This month Jonty Pearce urges us not to rely on digital navigation

I worry about clouds. Not the fine grey fluffy ones that hog the sky and deny us our vitamin D, or the dark ones that so love to drench us, nor even the nasty black ones that fire thunderbolts at us. No, I’m more worried about invisible ones – iClouds. These nebulous beasts float about unseen in the aether, and instead of producing traditional downpours wreak their vengeance through the medium of download and its evil twin, the upload. They invade our everyday lives more that we realise – everywhere around us iPhones are glued to ears, or hunched backs are bent over iPads. And they all communicate invisibly with iClouds – web storage areas where our data resides. I myself have been infected with this disease; I use these devices at work as well as play. I am writing this piece on one. Indeed, though I do not navigate by them, increasingly more of my weather forecasting is sourced through their microwaves. And, apart from the potential ticking time bomb of exposure to such radiation, sea water and electricity tends to combine with a little sizzle of chlorine scented malfunction. No, I do not think that our budding over-dependence on electronic devices bodes well for onboard reliability. We are in danger of having our heads in the wrong sort of clouds.

Now, I have always enjoyed reading about sailing in old times when most aspects of sailing appears to romantically resemble ‘a simple life’. It evidently wasn’t all roses, though – discomfort, hardship, danger and shipwreck litter the literary scene, and the multiplicity of incomprehensibly named cordage confused the inexperienced.

By comparison we now enjoy many labour saving devices that enable sailing couples to roam a world previously the province of larger crews. Historical exceptions do exist, but now Mr and Mrs Jones next door can now rent out their house and set off on a world circuit for several years to celebrate their redundancy packages, escaping the trials and tribulations of modern life. Sailing couples have developed a strong reliance on autopilots, electric winches, GPS, satellite phones, radar, AIS, and chartplotters. Boats are now being produced with vestigial chart tables on the assumption that all navigation will be electronic. Laptop navigation is commonplace, and those sailors who record their position hourly on a paper chart are becoming the minority. Trinity House seems intent on reducing navigational marks as a consequence of the proliferation of GPS systems capable of providing pinpoint position regardless of conditions. The joys of searching through the dark for the loom of the next lighthouse or trying to work out the direction of a foghorn in the smog are becoming old hat. Indeed, every release of ‘Notices to Mariners’ contains corrections deleting sound signals and navigation aids, and inserting AIS beacons that compound our reliance on the ever reliable GPS.

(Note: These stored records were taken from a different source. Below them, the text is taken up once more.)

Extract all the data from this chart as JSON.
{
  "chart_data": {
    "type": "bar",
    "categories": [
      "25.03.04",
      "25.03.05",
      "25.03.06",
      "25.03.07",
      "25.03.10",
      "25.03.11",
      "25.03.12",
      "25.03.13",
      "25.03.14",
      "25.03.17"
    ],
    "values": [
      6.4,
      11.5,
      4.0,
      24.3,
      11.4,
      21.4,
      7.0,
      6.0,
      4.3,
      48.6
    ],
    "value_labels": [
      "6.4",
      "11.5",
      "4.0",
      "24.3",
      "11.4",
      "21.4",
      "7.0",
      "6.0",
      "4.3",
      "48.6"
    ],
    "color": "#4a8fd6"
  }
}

But is it reliable? Any social misfit with a GPS blocker could send whole sections of our coastline plummeting into navigational uncertainty. We rely on the USA to allow us use of their satellites – but when were Americans ever reliable? We assume that our own craft’s electronics are infallible. At the end of last season I suddenly lost my GPS fix, eventually discovering that the GPS receiver’s wire had been trapped along its route down a stanchion and through the deck. The resulting short upset the whole SeaTalk system and caused electronic mayhem. It was not the end of the sailing day: I have a chart table with hourly positions entered on my ever open charts, and a hand held compass for three point fixes. But I lost all the luxuries of following a little boat shaped icon on my screen, and my tide and wind direction vectors vanished. The DSC radio repeatedly warned me it had no up to date position, and the MOB system bleeped irritatingly until it was all turned off. 

Now I can sail as happily as the next old salt with no instruments, and sometimes even turn off all the electronics ‘just for fun’. But I do far prefer not to wear my hair shirt unless it is really cold, and enjoy watching my reassuring little icon sailing placidly across the screen. Whilst admitting to be ‘Mr Gadget’ I do own a sextant, though my reference books are currently out of date and my best position so far has been to the nearest twenty miles. The discovery of an iPhone Sextant app designed to simplify all those difficult calculations amused me. So much for getting back to basics.

It is easy to be lulled into a false sense of security in this cocoon of technology. Every ARC reports that autopilot failure is one of the commonest and most fatigue inducing problems – and for a small crew the idea of helming night and day scrapes the jam off the bread and butter of cruising. I have ‘enjoyed’ a passage with a stripped autopilot gearbox, and even after upgrading it I still do not trust the system not to beep at me with the laconic statement ‘autopilot drive failure’. Long stints tied to the helm whilst seasick crew sleep below engender fatigue, and fatigue leads to mistakes. Small crews with electronic aids face a different set of risks and challenges to old-timers. As in all aspects of life, keeping things in balance is at the core of seafaring probity. Enjoy your iClouds and smart devices, but do not depend on them. Their role should be to augment rather than replace your navigational nous. Don’t trap yourself down below watching an LCD screen – get up topsides and take a long, hard look at proper clouds. They’re the ones to keep your head in.